Just a few weeks later he was back home and in his second-grade classroom at Truman Public School.
Curtis uses a walker sometimes, but increasingly less and less. At physical therapy sessions in Mankato three times a week, he's meeting challenges including jumping and walking on a balance beam.
It's still unknown if Curtis will have any permanent mobility limitations, his mother said.
Mayo Clinic produced a video about Curtis' accident and his unexplainable recovery. It's been viewed over 14,000 times on YouTube since it was posted last month.
People Magazine got wind of the story and a reporter interviewed Kirsten for a not yet published article.
It was also seen by someone from "The Doctors," a CBS daytime health talk show. Producers invited Curtis and Kirsten to Hollywood, all expenses paid, to appear on the show.
"Looking at that picture and the trajectory of that arrow, I see that and I think, 'There's no way he survived that,'" said Dr. Travis Stork, the show's star, in the episode that aired Feb. 3.
Despite getting a standing ovation as he walked out onto the stage, Curtis said he didn't enjoy being in the limelight. He rather would've spent the entire getaway swimming in the hotel pool, he said.
Curtis and his family have another getaway to look forward to this summer. The show gifted them with a trip to the Legoland Florida Resort.

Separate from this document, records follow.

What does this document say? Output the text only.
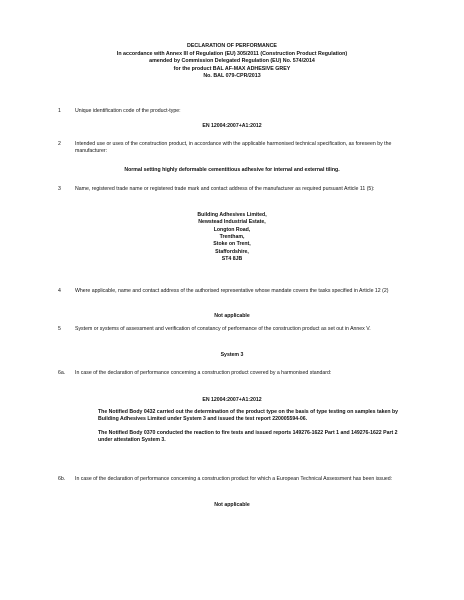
DECLARATION OF PERFORMANCE
In accordance with Annex III of Regulation (EU) 305/2011 (Construction Product Regulation)
amended by Commission Delegated Regulation (EU) No. 574/2014
for the product BAL AF-MAX ADHESIVE GREY
No. BAL 079-CPR/2013
1	Unique identification code of the product-type:
EN 12004:2007+A1:2012
2	Intended use or uses of the construction product, in accordance with the applicable harmonised technical specification, as foreseen by the manufacturer:
Normal setting highly deformable cementitious adhesive for internal and external tiling.
3	Name, registered trade name or registered trade mark and contact address of the manufacturer as required pursuant Article 11 (5):
Building Adhesives Limited,
Newstead Industrial Estate,
Longton Road,
Trentham,
Stoke on Trent,
Staffordshire,
ST4 8JB
4	Where applicable, name and contact address of the authorised representative whose mandate covers the tasks specified in Article 12 (2)
Not applicable
5	System or systems of assessment and verification of constancy of performance of the construction product as set out in Annex V.
System 3
6a. In case of the declaration of performance concerning a construction product covered by a harmonised standard:
EN 12004:2007+A1:2012
The Notified Body 0432 carried out the determination of the product type on the basis of type testing on samples taken by Building Adhesives Limited under System 3 and issued the test report 220005594-06.
The Notified Body 0370 conducted the reaction to fire tests and issued reports 149276-1622 Part 1 and 149276-1622 Part 2 under attestation System 3.
6b. In case of the declaration of performance concerning a construction product for which a European Technical Assessment has been issued:
Not applicable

While his ordeal has piqued an interest in biology and medicine, Curtis said he still wants to be a farmer when he grows up. He wants to raise animals and crops, just like his parents.

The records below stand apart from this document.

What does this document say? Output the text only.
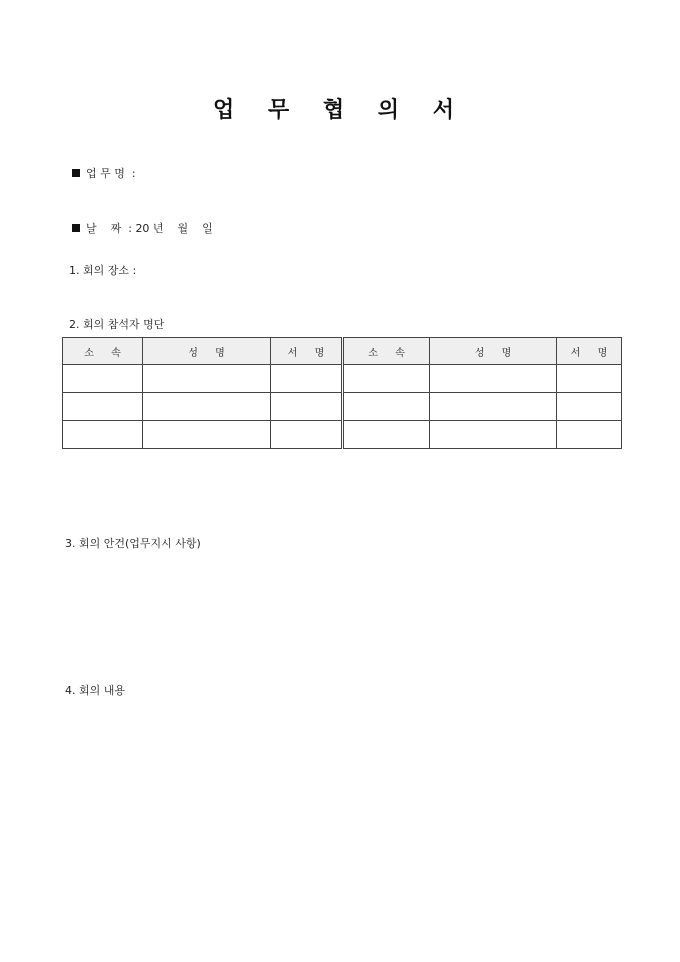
업 무 협 의 서

업 무 명  :

날    짜  : 20 년    월    일

1. 회의 장소 :
2. 회의 참석자 명단
소 속	성 명	서 명	소 속	성 명	서 명

3. 회의 안건(업무지시 사항)
4. 회의 내용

The family is grateful for the support they've received from the Truman community, Kirsten said. There were many gestures that made a big impact, she said, such as when Curtis' teacher came to Rochester to deliver assignments and do their planned parent-teacher conference.
Multiple community fundraisers helped the family purchase a new bed and a wheelchair and will help pay the medical bills once they start to arrive.
Kirsten said she and her husband are choosing to focus on their son's recovery and not worry about the still unknown cost of Curtis' accident.
The unneeded rental wheelchair will soon be returned. It was too late to cancel their order for a customized wheelchair that hasn't yet arrived. Kirsten said they plan to donate it to the pediatric rehabilitation unit at Mayo Clinic in Rochester.